Three-stage curriculum, ~285k pairs/triplets across roleplay/persona, long-form narrative, and general retrieval data, with BGE-M3 hard negatives refreshed per epoch.

| Stage | Seq len | Batch | Negatives | Losses |
| --- | --- | --- | --- | --- |
| 1 warmup | 512 | 128 pairs | in-batch | MNR |
| 2 main | 2048 | 16 triplets | hard negatives | MNR + Cosine distillation |
| 3 refinement | 4096 | 8 triplets | refreshed hard negatives | MNR + Cosine + MarginMSE + STS replay |

Hard negatives are the main reason v4 works.
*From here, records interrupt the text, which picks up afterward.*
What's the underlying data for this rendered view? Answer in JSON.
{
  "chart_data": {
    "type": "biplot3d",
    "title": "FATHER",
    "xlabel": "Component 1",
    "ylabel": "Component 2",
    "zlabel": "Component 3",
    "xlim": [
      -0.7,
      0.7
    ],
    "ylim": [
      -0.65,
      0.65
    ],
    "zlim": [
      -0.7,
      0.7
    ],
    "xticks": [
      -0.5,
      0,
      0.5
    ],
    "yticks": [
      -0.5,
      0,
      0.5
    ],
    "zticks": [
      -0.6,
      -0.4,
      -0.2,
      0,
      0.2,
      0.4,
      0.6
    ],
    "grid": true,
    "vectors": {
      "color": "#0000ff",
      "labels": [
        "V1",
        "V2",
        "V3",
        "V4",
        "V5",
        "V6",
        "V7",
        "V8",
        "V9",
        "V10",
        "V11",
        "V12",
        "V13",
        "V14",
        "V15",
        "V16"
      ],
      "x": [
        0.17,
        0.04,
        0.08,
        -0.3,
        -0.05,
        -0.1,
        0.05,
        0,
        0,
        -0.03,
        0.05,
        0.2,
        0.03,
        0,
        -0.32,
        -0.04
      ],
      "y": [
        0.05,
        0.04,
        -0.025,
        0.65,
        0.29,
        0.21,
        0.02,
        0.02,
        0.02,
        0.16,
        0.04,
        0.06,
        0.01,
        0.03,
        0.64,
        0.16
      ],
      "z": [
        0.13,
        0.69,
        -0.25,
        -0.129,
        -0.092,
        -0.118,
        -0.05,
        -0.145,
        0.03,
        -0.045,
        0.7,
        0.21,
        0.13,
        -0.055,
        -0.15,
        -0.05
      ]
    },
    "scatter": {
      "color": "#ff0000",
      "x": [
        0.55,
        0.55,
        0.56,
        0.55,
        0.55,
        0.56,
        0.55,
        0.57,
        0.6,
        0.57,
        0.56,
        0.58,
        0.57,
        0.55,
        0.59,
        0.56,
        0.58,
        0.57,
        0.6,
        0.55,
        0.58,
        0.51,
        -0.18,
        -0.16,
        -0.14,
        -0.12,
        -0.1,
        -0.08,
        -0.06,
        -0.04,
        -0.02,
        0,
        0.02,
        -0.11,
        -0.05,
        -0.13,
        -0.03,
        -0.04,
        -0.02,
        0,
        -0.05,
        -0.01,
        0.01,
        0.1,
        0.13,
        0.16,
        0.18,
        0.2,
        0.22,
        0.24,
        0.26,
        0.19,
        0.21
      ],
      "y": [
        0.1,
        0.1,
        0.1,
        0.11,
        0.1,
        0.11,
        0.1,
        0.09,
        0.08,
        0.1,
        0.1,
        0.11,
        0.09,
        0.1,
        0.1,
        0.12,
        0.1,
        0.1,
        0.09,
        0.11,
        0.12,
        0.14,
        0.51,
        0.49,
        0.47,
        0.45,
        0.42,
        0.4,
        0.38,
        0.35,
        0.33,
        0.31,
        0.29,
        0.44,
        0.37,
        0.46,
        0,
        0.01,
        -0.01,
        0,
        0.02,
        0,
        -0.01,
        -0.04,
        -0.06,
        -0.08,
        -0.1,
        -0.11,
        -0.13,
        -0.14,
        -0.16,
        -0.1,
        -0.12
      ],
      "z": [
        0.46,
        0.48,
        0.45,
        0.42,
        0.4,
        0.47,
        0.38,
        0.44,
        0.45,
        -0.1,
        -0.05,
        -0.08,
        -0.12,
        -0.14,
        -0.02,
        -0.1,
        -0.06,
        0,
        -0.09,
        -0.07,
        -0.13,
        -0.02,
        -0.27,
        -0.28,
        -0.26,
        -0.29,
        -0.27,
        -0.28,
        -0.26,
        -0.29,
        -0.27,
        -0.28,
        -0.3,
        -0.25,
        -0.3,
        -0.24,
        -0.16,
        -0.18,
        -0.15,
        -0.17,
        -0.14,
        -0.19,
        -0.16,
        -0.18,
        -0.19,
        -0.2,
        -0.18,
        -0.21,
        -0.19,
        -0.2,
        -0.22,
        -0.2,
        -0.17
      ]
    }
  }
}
In v3, wrong passages were mostly random. In v4, wrong passages are close enough to be tempting, so the model has to learn the difference between "same general vibe" and "actually the memory the user needs."

## Specs

|     |     |
| --- | --- |
| Backbone | `nomic-ai/nomic-embed-text-v1.5` |
| Parameters | 137M |
| Output dimension | 768d (Matryoshka-sliceable to 64 / 128 / 256 / 512) |
| Context length | 4096 tokens |
| Pooling | mean over tokens, L2 normalize |
| ONNX FP32 | `final/onnx/model.fp32.onnx` — 547.7 MB |
| ONNX INT8 | `final/onnx/model.int8.onnx` — 138.0 MB |
| License | Apache 2.0 |
| Model card | [`Zeolit/lettuce-emb-768d-v4`](https://huggingface.co/Zeolit/lettuce-emb-768d-v4) |

## Coming after v4

v4-pro is in design. The two structural changes: queries that adapt to the conversation around them, and a model that quietly learns your voice on your own machine.

A personal memory model, not a generic retriever.